En confirmant l'interdiction de certaines àides à l'investissement à Berlin et dans les Länder de l'Est, la Cour a limité l'application de la dérogation "aides d'Etat" en faveur de ces régions

Luxembourg, 25/09/2000 (Agence Europe) - En confirmant une décision de la Commission européenne, la Cour de Justice a déclaré illicite une aide d'Etat allemande en faveur des investissements dans les nouveaux Länder et à Berlin-Ouest. Ce faisant, la Cour a en même temps délimité de façon stricte l'application de la disposition du Traité de Rome qui déclare compatibles avec le marché commun certaines aides aux régions "affectées par la division de l'Allemagne".

L'aide allemande contestée concernait l'extension de certains avantages fiscaux aux augmentations de capital ou à la constitution de nouvelles sociétés ayant leur siège social et leur direction dans les nouveaux Länder ou à Berlin-Ouest, pour les exercices 1996, 1997 et 1998; ceci dans le but d'encourager les investissements. Par une décision du 21 janvier 1998, la Commission européenne avait constaté que cet allégement fiscal était incompatible avec le marché commun. L'Allemagne avait demandé à la Cour d'annuler cette décision de la Commission.

La Cour a constaté essentiellement que: a) l'allégement fiscal en question ne constitue pas une mesure générale de politique fiscale ou économique, car il contribue à avantager certaines entreprises en encourageant leurs investissements; b) la renonciation par l'Etat à certaines recettes fiscales représente une aide; c) cette aide comporte le risque d'une distorsion de concurrence car elle libère certaines entreprises de coûts qu'elles auraient dû normalement supporter dans le cadre de leur gestion courante. Quant aux effets sur les échanges entre Etats membres, la jurisprudence constante de la Cour dit que l'importance relativement faible d'une aide ou la taille relativement modeste de l'entreprise bénéficiaire n'excluent pas a priori l'éventualité que les échanges soient affectés.

Le gouvernement allemand faisait valoir que, si le régime en question, même s'il constituait une aide d'Etat, rentrait dans le champ d'application de la dérogation prévue par le Traité pour les aides octroyées à certaines régions affectées par la division de l'Allemagne.
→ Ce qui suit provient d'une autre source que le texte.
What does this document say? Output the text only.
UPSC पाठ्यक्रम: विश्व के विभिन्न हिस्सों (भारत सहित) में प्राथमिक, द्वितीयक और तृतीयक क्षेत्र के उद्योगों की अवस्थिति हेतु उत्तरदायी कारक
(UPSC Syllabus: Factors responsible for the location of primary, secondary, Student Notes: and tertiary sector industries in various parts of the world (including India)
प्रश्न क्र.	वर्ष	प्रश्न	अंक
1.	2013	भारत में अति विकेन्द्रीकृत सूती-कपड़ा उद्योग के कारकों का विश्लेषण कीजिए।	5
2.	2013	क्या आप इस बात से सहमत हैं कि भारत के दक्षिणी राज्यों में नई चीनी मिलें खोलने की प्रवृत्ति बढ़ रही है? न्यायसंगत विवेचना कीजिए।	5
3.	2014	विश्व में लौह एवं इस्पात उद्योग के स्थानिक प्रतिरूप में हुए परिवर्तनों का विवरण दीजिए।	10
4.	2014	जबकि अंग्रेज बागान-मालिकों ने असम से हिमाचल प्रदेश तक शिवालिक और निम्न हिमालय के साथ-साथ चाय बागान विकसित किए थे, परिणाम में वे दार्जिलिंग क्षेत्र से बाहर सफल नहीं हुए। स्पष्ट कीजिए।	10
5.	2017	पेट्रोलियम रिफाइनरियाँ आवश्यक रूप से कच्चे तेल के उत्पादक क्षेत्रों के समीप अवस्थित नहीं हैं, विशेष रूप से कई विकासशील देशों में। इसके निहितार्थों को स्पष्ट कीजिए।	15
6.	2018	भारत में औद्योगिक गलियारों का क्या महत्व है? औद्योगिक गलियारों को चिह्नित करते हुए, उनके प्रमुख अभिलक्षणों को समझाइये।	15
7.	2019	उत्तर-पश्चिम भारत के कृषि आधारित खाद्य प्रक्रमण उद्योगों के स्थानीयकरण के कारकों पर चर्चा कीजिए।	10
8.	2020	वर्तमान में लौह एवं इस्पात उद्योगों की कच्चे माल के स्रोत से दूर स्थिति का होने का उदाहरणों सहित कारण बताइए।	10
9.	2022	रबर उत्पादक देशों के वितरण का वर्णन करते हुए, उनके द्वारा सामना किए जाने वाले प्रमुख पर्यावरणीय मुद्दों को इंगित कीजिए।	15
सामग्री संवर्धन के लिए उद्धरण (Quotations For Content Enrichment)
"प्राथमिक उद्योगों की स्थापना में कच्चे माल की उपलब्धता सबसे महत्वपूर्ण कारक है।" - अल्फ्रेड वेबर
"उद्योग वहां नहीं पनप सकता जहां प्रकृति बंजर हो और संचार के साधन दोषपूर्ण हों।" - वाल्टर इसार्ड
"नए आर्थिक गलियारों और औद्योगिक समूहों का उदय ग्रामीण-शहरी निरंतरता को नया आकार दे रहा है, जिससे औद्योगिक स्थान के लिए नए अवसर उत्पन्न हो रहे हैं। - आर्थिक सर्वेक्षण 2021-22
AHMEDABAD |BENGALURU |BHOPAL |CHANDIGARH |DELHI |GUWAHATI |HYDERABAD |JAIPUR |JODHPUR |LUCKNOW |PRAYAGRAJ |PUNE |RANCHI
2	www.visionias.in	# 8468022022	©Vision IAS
Selon le gouvernement, le régime contesté était nécessaire pour compenser les désavantages économiques subis par les petites et moyennes entreprises privées situées dans l'ex-Allemagne de l'Est en raison de la division du pays. La Cour de Justice donne par contre une interprétation stricte de la dérogation citée: elle ne couvrirait que les désavantages économiques résultant de l'isolement engendré par l'ancienne frontière, tels que la rupture de voies de communication ou la perte de débouchés commerciaux. La dérogation ne peut pas couvrir, selon la Cour, le retard économique dont souffrent les nouveaux Länder, car ce retard n'a pas été causé directement par la division géographique mais par les différences entre les régimes politico-économiques mis en place dans les deux parties de l'Allemagne.